Zwischen den Bombenanschlägen von Brüssel und den Attentaten von Paris im November 2015 besteht ein direkter Konnex. In Paris sieht man Brüssels Polizeiarbeit kritisch.
Paris. Die Bewohner der französischen Hauptstadt haben auf die Anschläge in Brüssel besonders empfindlich und schockiert reagiert. Nur vier Monate sind vergangen seit den mörderischen Attentaten derselben aus Belgien operierenden Terrorzelle. Vor allem für die Überlebenden und die Angehörigen der Opfer der Massaker vom 13. November breche eine kaum vernarbte Wunde auf, sagt Emmanuel Dommenach, der den Anschlag im Konzertsaal Le Bataclan traumatisiert überlebt hat. Was er wie so viele Pariser verdrängen wollte, steht plötzlich wieder beängstigend und allgegenwärtig im Vordergrund: der Schatten des 13. November.

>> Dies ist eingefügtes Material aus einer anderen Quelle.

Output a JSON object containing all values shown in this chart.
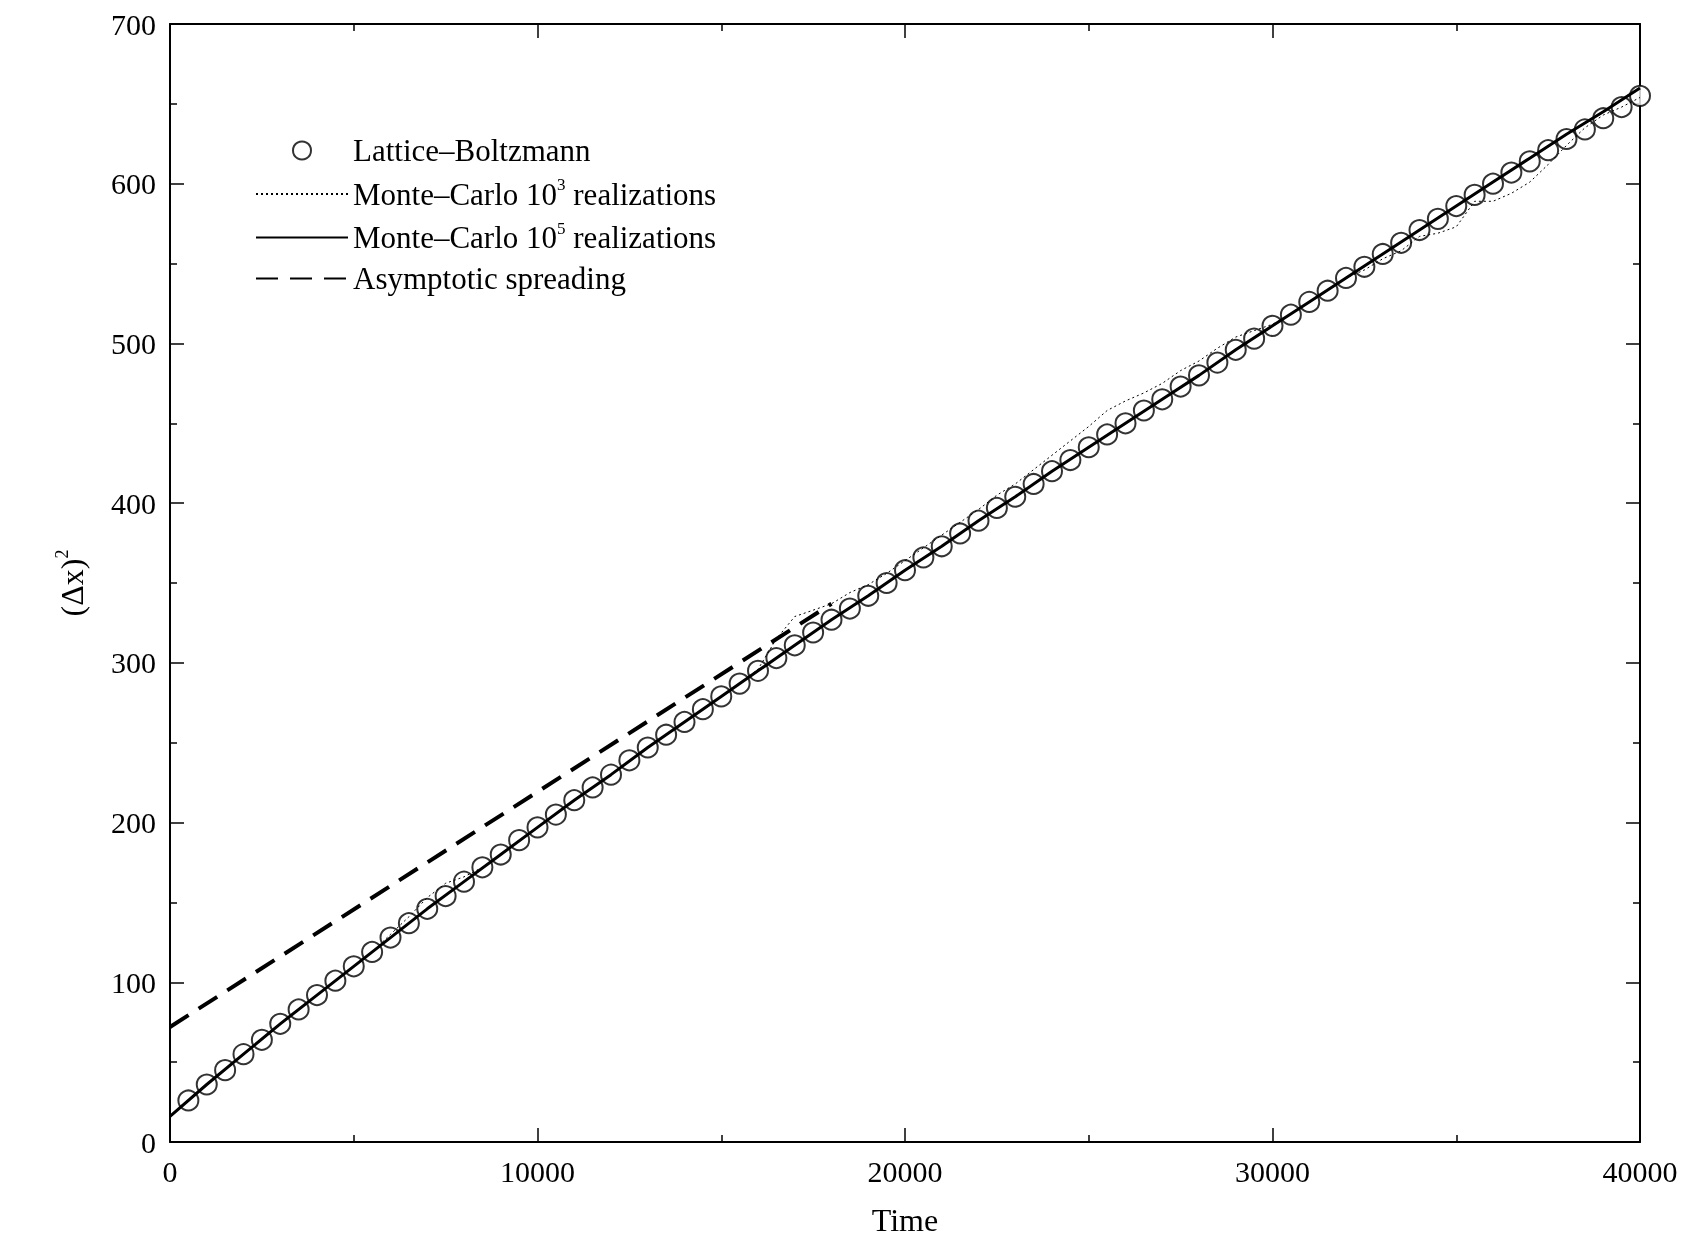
{
  "chart_data": {
    "type": "line",
    "xlabel": "Time",
    "ylabel": "(Δx)$^{2}$",
    "xlim": [
      0,
      40000
    ],
    "xticks": [
      0,
      10000,
      20000,
      30000,
      40000
    ],
    "ylim": [
      0,
      700
    ],
    "yticks": [
      0,
      100,
      200,
      300,
      400,
      500,
      600,
      700
    ],
    "grid": false,
    "legend": "top left",
    "series": [
      {
        "name": "Lattice–Boltzmann",
        "type": "scatter",
        "marker": "circle",
        "color": "#000000",
        "x": [
          500,
          1000,
          1500,
          2000,
          2500,
          3000,
          3500,
          4000,
          4500,
          5000,
          5500,
          6000,
          6500,
          7000,
          7500,
          8000,
          8500,
          9000,
          9500,
          10000,
          10500,
          11000,
          11500,
          12000,
          12500,
          13000,
          13500,
          14000,
          14500,
          15000,
          15500,
          16000,
          16500,
          17000,
          17500,
          18000,
          18500,
          19000,
          19500,
          20000,
          20500,
          21000,
          21500,
          22000,
          22500,
          23000,
          23500,
          24000,
          24500,
          25000,
          25500,
          26000,
          26500,
          27000,
          27500,
          28000,
          28500,
          29000,
          29500,
          30000,
          30500,
          31000,
          31500,
          32000,
          32500,
          33000,
          33500,
          34000,
          34500,
          35000,
          35500,
          36000,
          36500,
          37000,
          37500,
          38000,
          38500,
          39000,
          39500,
          40000
        ],
        "values": [
          26,
          36,
          45,
          55,
          64,
          74,
          83,
          92,
          101,
          110,
          119,
          128,
          137,
          146,
          154,
          163,
          172,
          180,
          189,
          197,
          205,
          214,
          222,
          230,
          239,
          247,
          255,
          263,
          271,
          279,
          287,
          295,
          303,
          311,
          319,
          327,
          334,
          342,
          350,
          358,
          366,
          373,
          381,
          389,
          397,
          404,
          412,
          420,
          427,
          435,
          443,
          450,
          458,
          465,
          473,
          480,
          488,
          496,
          503,
          511,
          518,
          526,
          533,
          541,
          548,
          556,
          563,
          571,
          578,
          586,
          593,
          600,
          607,
          614,
          621,
          628,
          634,
          641,
          648,
          655
        ]
      },
      {
        "name": "Monte–Carlo 10$^{3}$ realizations",
        "type": "line",
        "line_style": "dotted",
        "marker": "none",
        "color": "#000000",
        "x": [
          0,
          500,
          1000,
          1500,
          2000,
          2500,
          3000,
          3500,
          4000,
          4500,
          5000,
          5500,
          6000,
          6500,
          7000,
          7500,
          8000,
          8500,
          9000,
          9500,
          10000,
          10500,
          11000,
          11500,
          12000,
          12500,
          13000,
          13500,
          14000,
          14500,
          15000,
          15500,
          16000,
          16500,
          17000,
          17500,
          18000,
          18500,
          19000,
          19500,
          20000,
          20500,
          21000,
          21500,
          22000,
          22500,
          23000,
          23500,
          24000,
          24500,
          25000,
          25500,
          26000,
          26500,
          27000,
          27500,
          28000,
          28500,
          29000,
          29500,
          30000,
          30500,
          31000,
          31500,
          32000,
          32500,
          33000,
          33500,
          34000,
          34500,
          35000,
          35500,
          36000,
          36500,
          37000,
          37500,
          38000,
          38500,
          39000,
          39500,
          40000
        ],
        "values": [
          16,
          26,
          36,
          45,
          55,
          64,
          74,
          83,
          92,
          101,
          110,
          119,
          130,
          141,
          153,
          162,
          166,
          172,
          180,
          189,
          197,
          205,
          214,
          222,
          230,
          239,
          247,
          255,
          263,
          271,
          279,
          287,
          296,
          315,
          329,
          333,
          337,
          344,
          349,
          356,
          364,
          372,
          380,
          388,
          396,
          405,
          412,
          421,
          430,
          439,
          448,
          458,
          464,
          469,
          475,
          483,
          489,
          497,
          504,
          508,
          512,
          518,
          526,
          533,
          541,
          546,
          553,
          558,
          567,
          569,
          573,
          589,
          589,
          594,
          601,
          612,
          624,
          635,
          643,
          648,
          654
        ]
      },
      {
        "name": "Monte–Carlo 10$^{5}$ realizations",
        "type": "line",
        "line_style": "solid",
        "marker": "none",
        "color": "#000000",
        "x": [
          0,
          1000,
          2000,
          3000,
          4000,
          5000,
          6000,
          7000,
          8000,
          9000,
          10000,
          11000,
          12000,
          13000,
          14000,
          15000,
          16000,
          17000,
          18000,
          19000,
          20000,
          21000,
          22000,
          23000,
          24000,
          25000,
          26000,
          27000,
          28000,
          29000,
          30000,
          31000,
          32000,
          33000,
          34000,
          35000,
          36000,
          37000,
          38000,
          39000,
          40000
        ],
        "values": [
          16,
          36,
          55,
          74,
          92,
          110,
          128,
          146,
          163,
          180,
          197,
          214,
          230,
          247,
          263,
          279,
          295,
          311,
          327,
          342,
          358,
          373,
          389,
          404,
          420,
          435,
          450,
          465,
          480,
          496,
          511,
          526,
          541,
          556,
          571,
          586,
          601,
          616,
          631,
          645,
          660
        ]
      },
      {
        "name": "Asymptotic spreading",
        "type": "line",
        "line_style": "dashed",
        "marker": "none",
        "color": "#000000",
        "x": [
          0,
          18000
        ],
        "values": [
          72,
          337
        ]
      }
    ]
  }
}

Inzwischen weiß man aus den Ermittlungen, dass die Attentate im Flughafen und in der Metro von Brüssel eine Art Fortsetzung und Konsequenz der mörderischen Aktionen in Paris und Saint-Denis waren. Sie wurden im Namen des IS von Mitgliedern derselben Gruppe verübt, zu der auch der am vergangenen Freitag verhaftete Salah Abdeslam gehörte, der vermutlich letzte noch flüchtige Tatverdächtige vom 13. November.
Sprengstoff aus einem Labor
Auch der Sprengstoff, den die Jihadisten in Frankreich und in Belgien verwendet haben, scheint aus demselben Bombenlabor zu stammen. Mehr denn je besteht eine dringende Notwendigkeit zur Zusammenarbeit im Kampf gegen diesen menschenverachtenden Terrorismus.
Im Schock über die Attentate verspürt Paris spontan eine Seelenverwandtschaft mit Brüssel. Rund 2000 Menschen versammelten sich am Dienstag gegen Ende des Nachmittags schweigend vor dem Pariser Rathaus. Einige hatten belgische Fahnen dabei, andere trugen ein kleines Schild mit der Aufschrift „Je suis Bruxelles“ – gedruckt wie im Januar 2015 der Slogan „Je suis Charlie“. Sie erinnern auf diese Weise an die Parallele und die internationale Solidaritätswelle nach dem mörderischen Attentat gegen die Satirezeitung „Charlie Hebdo“ und den Anschlägen vom 13. November.
Da auch in der französischen Hauptstadt die Gefahr neuer Anschläge nicht gebannt ist, hat die Regierung nach einer Krisensitzung eine weitere Verstärkung der Sicherheitsvorkehrungen angekündigt – sofern dies überhaupt noch möglich ist. Denn seit den Attentaten am 13. November herrscht bereits die höchste Alarmstufe.
5000 Militärangehörige haben die Polizeipatrouillen in öffentlichen Gebäuden wie Bahnhöfen und in den Straßen verstärkt. Diese Kontrollen werden jetzt nochmals um 1600 Beamte (davon 400 in der Hauptstadtregion) ausgebaut. Wer Bahnhöfe oder Flughafengebäude betreten will, muss künftig ein Ticket oder einen Ausweis vorzeigen. Auch die Grenzkontrollen in Nordfrankreich wurden verschärft.
In die Wut und Trauer der Solidarität mischt sich aber auch gelegentlich Kritik an den belgischen Behörden. Der Vorwurf lautet, die belgische Polizei habe die Gefahren der islamistischen Radikalisierung unterschätzt und im Quartier Molenbeek ein Terroristennest entstehen lassen. So hat auch der französische Finanzminister, Michel Sapin, von einem „gewissen Leichtsinn“ gesprochen.
Der konservative Abgeordnete und frühere Antiterror-Untersuchungsrichter Alain Marsaud hat am Wochenende (vor den Terroranschlägen von Brüssel) wegen der Terroristen aus Molenbeek sogar die Beschuldigung erhoben: „Die 130 Toten von Paris verdanken wir den Belgiern!“
Paris fordert Auslieferung
Da es unter den Opfern der Attentate am Dienstag auch zehn französische Staatsangehörige gibt, hat die französische Justiz ebenfalls eine Strafuntersuchung eingeleitet. Aufgrund der offensichtlichen Verbindungen bei der Täterschaft müssen die Polizei- und Justizbehörden ohnehin eng kooperieren.
Frankreich verlangt die Auslieferung von Salah Abdeslam. Nach dessen Festnahme war die Erleichterung in Frankreich noch spürbar gewesen. Die Hoffnung auf ein absehbares Ende dieser Bedrohung war indes verfrüht.